Written by and for activists, the beautifully designed and pragmatic 32-page guide contains many useful tools and tips.

Download Mike and Rob’s “The Campaign Planning Handbook”.

The tools and tips I appreciated from the guide, include: 

  1. Facilitation techniques, such as setting ground rules, (strategic planning sessions help when folks listen to each other), and posting a campaign event calendar on the wall so participants can add information as they go;
  2. A summary of effective campaign planning tools, like the forcefield analysis which helps activists assess their political landscape in order to identify threats and opportunities;
  3. A summary of elicitive questions to help you assess your progress throughout the campaign (which is nice as I don’t know of many resources out there that help activists re-assess and re-evaluate their progress mid-way through the campaign); and
  4. A tool to assess member support, as in which union members are with, neutral, or against you.

I especially like the diagrams. Check out this diagram, which is designed to help your group identify the secondary targets that have leverage over your primary target.

Identifying Secondary Targtes

And then there's the authors' interesting interpretation of Training for Change's Spectrum of Allies tool. I have never isolated the primary and secondary targets like this diagram does; I usually choose to position the primary and secondary targets within the spectrum of allies tool instead. I then think through how I can move these targets by reaching out and mobilizing stakeholders that have leverage over them. I might try Rob and Mike's version next time.

Spectrum of Allies InterpretationI'm sure the authors had a pretty strict page limit, however, I would have enjoyed reading some case studies to get a better grasp of how these tools are used in planning sessions.

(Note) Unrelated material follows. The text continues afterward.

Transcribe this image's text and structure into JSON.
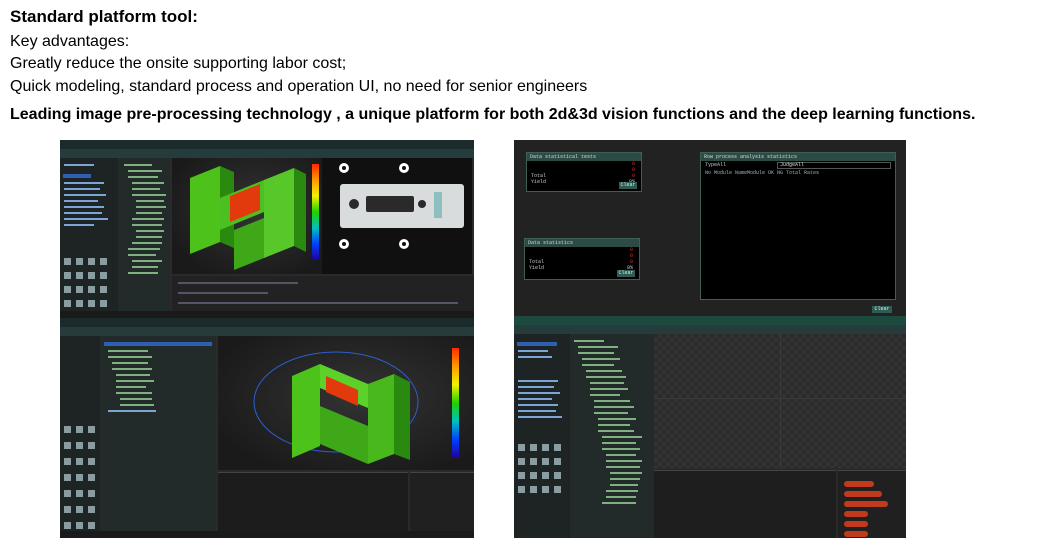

I would have also appreciated some discussion about the realities of trying to introduce tools like this into a group that has a culture of conducting planning sessions in a very traditional way. And when I say traditional I'm talking about the group that sits around a table and talks and talks and talks. And everyone (but the newer activists) knows that the big campaigning decisions have already been decided by a few key campaigners in advance. Still, activists can find value in Rob and Mike's tools simply by reading the guide and keeping these concepts and ideas in mind when they go about planning in a more traditional way. Thank you Rob and Mike for your hard work in putting this valuable guide together.